Ein großes Potenzial sieht Bosch auch im Bereich der Navigation. An die Stelle der heutigen satellitengestützten GPS-Systeme könnten Geräte mit Quantensensoren treten, die sich an kleinräumigen Unterschieden im Erdmagnetfeld orientieren. Solche Navigationssysteme ermöglichten nicht nur eine genauere Ortung. Sie seien auch weniger anfällig für Störungen.

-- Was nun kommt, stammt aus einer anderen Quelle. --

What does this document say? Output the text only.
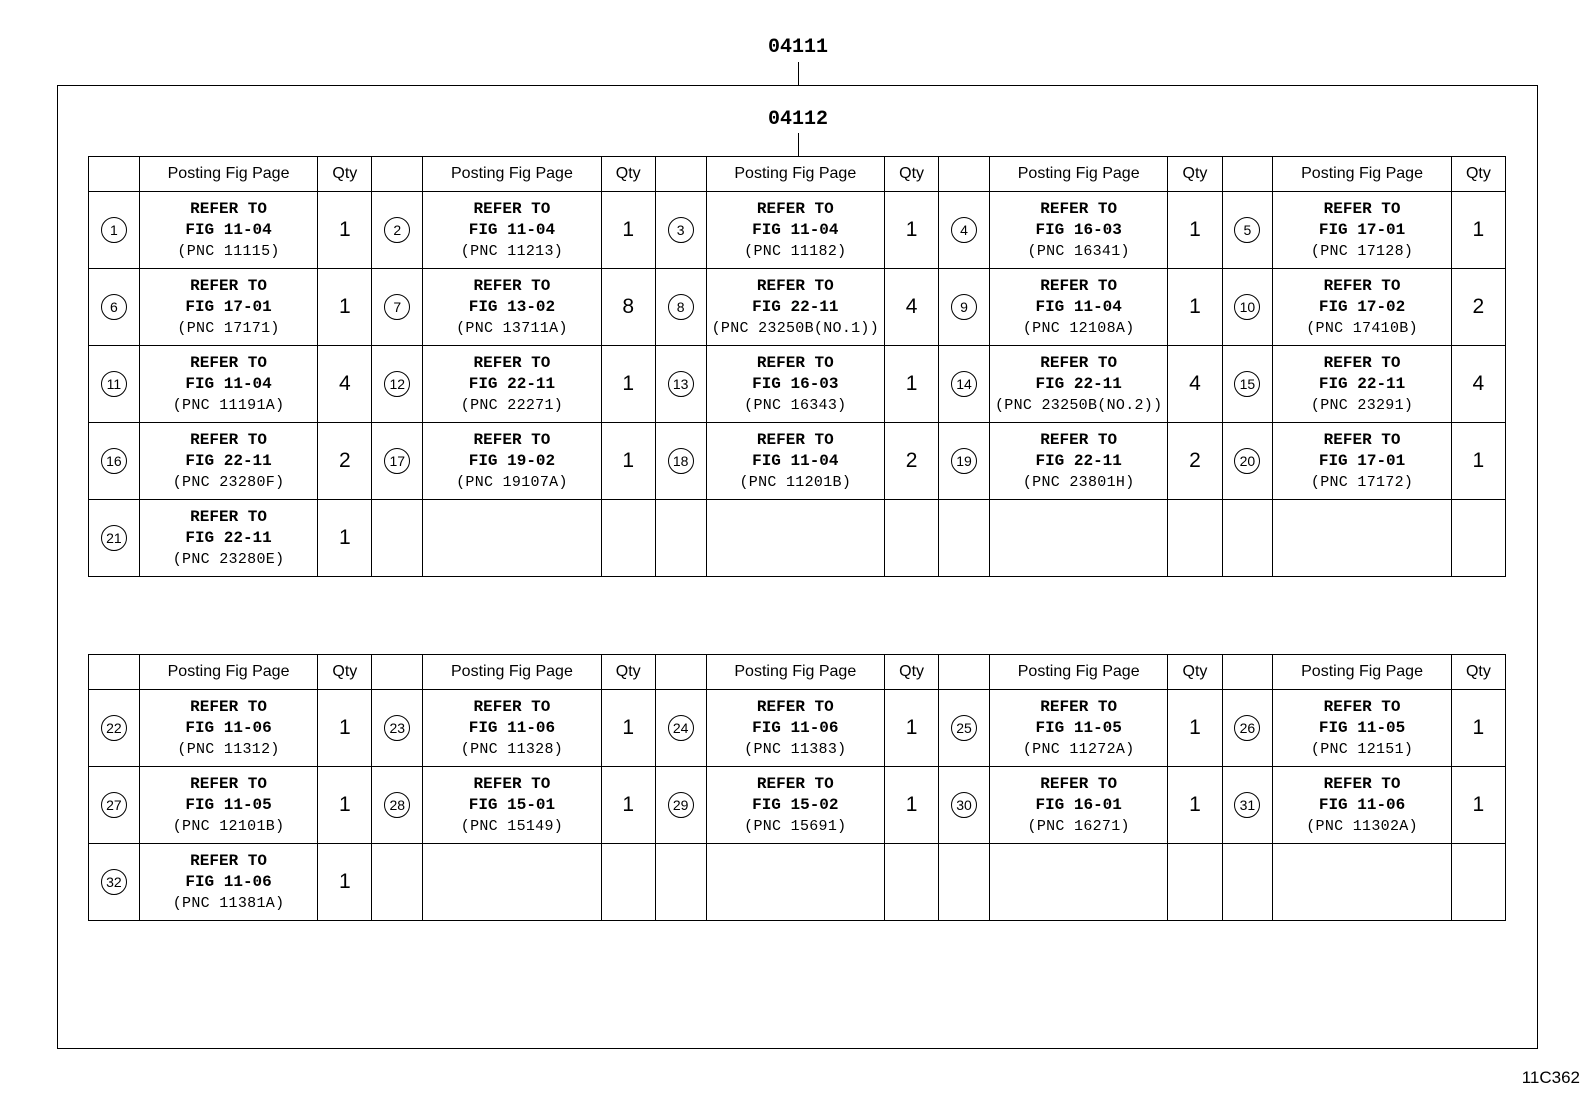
04111
04112
	Posting Fig Page	Qty		Posting Fig Page	Qty		Posting Fig Page	Qty		Posting Fig Page	Qty		Posting Fig Page	Qty
1	REFER TO
FIG 11-04
(PNC 11115)	1	2	REFER TO
FIG 11-04
(PNC 11213)	1	3	REFER TO
FIG 11-04
(PNC 11182)	1	4	REFER TO
FIG 16-03
(PNC 16341)	1	5	REFER TO
FIG 17-01
(PNC 17128)	1
6	REFER TO
FIG 17-01
(PNC 17171)	1	7	REFER TO
FIG 13-02
(PNC 13711A)	8	8	REFER TO
FIG 22-11
(PNC 23250B(NO.1))	4	9	REFER TO
FIG 11-04
(PNC 12108A)	1	10	REFER TO
FIG 17-02
(PNC 17410B)	2
11	REFER TO
FIG 11-04
(PNC 11191A)	4	12	REFER TO
FIG 22-11
(PNC 22271)	1	13	REFER TO
FIG 16-03
(PNC 16343)	1	14	REFER TO
FIG 22-11
(PNC 23250B(NO.2))	4	15	REFER TO
FIG 22-11
(PNC 23291)	4
16	REFER TO
FIG 22-11
(PNC 23280F)	2	17	REFER TO
FIG 19-02
(PNC 19107A)	1	18	REFER TO
FIG 11-04
(PNC 11201B)	2	19	REFER TO
FIG 22-11
(PNC 23801H)	2	20	REFER TO
FIG 17-01
(PNC 17172)	1
21	REFER TO
FIG 22-11
(PNC 23280E)	1												
	Posting Fig Page	Qty		Posting Fig Page	Qty		Posting Fig Page	Qty		Posting Fig Page	Qty		Posting Fig Page	Qty
22	REFER TO
FIG 11-06
(PNC 11312)	1	23	REFER TO
FIG 11-06
(PNC 11328)	1	24	REFER TO
FIG 11-06
(PNC 11383)	1	25	REFER TO
FIG 11-05
(PNC 11272A)	1	26	REFER TO
FIG 11-05
(PNC 12151)	1
27	REFER TO
FIG 11-05
(PNC 12101B)	1	28	REFER TO
FIG 15-01
(PNC 15149)	1	29	REFER TO
FIG 15-02
(PNC 15691)	1	30	REFER TO
FIG 16-01
(PNC 16271)	1	31	REFER TO
FIG 11-06
(PNC 11302A)	1
32	REFER TO
FIG 11-06
(PNC 11381A)	1												
11C362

In den kommenden zwei Jahren plant Bosch erste Quantensensorik-Pilotprojekte mit Kunden aus den Bereichen Medizin und Mobilität. „Wir sind mit namhaften Autoherstellern im Gespräch“, so Kobe. Bis zum Einsatz der Technik in der Großserienproduktion könnten aber noch zehn bis zwölf Jahre vergehen, schätzen die Bosch-Verantwortlichen. Auch der Airbus-Konzern wolle in seinen Flugzeugen künftig Quantensensoren für die Navigation nutzen.

Quantenphysik als Basis

Grundlage
  Erkenntnisse der Quantenphysik finden heute auf vielen Gebieten praktische Anwendung. Grundlage ist die Erkenntnis, dass kleinste Teilchen wie Elektronen oder Photonen ihr Energieniveau nicht stufenlos, sondern nur in klar unterscheidbaren Schritten verändern können. Hinzu kommt das schwer verständliche Phänomen der Verschränkung. Beliebig weit voneinander entfernte Teilchen können demnach so miteinander verbunden sein, dass sich die Zustandsänderung eines Teilchens sofort auf das andere überträgt.

Anwendung
Neben Quantensensoren arbeiten die Entwickler auch an Quantencomputern, die bisher unerreichbare Rechenleistungen erzielen. Sie rechnen auf Basis sogenannter Qubits. Diese können nicht nur die Zustände null und eins annehmen wie die aus den bisherigen Computern bekannten Bits, sondern auch alle möglichen Zustände dazwischen. Auch in Halbleitern, Lasern, Glasfasernetzwerken oder auch in Magnetresonanztomografen (MRT) werden quantenphysikalische Phänomene genutzt.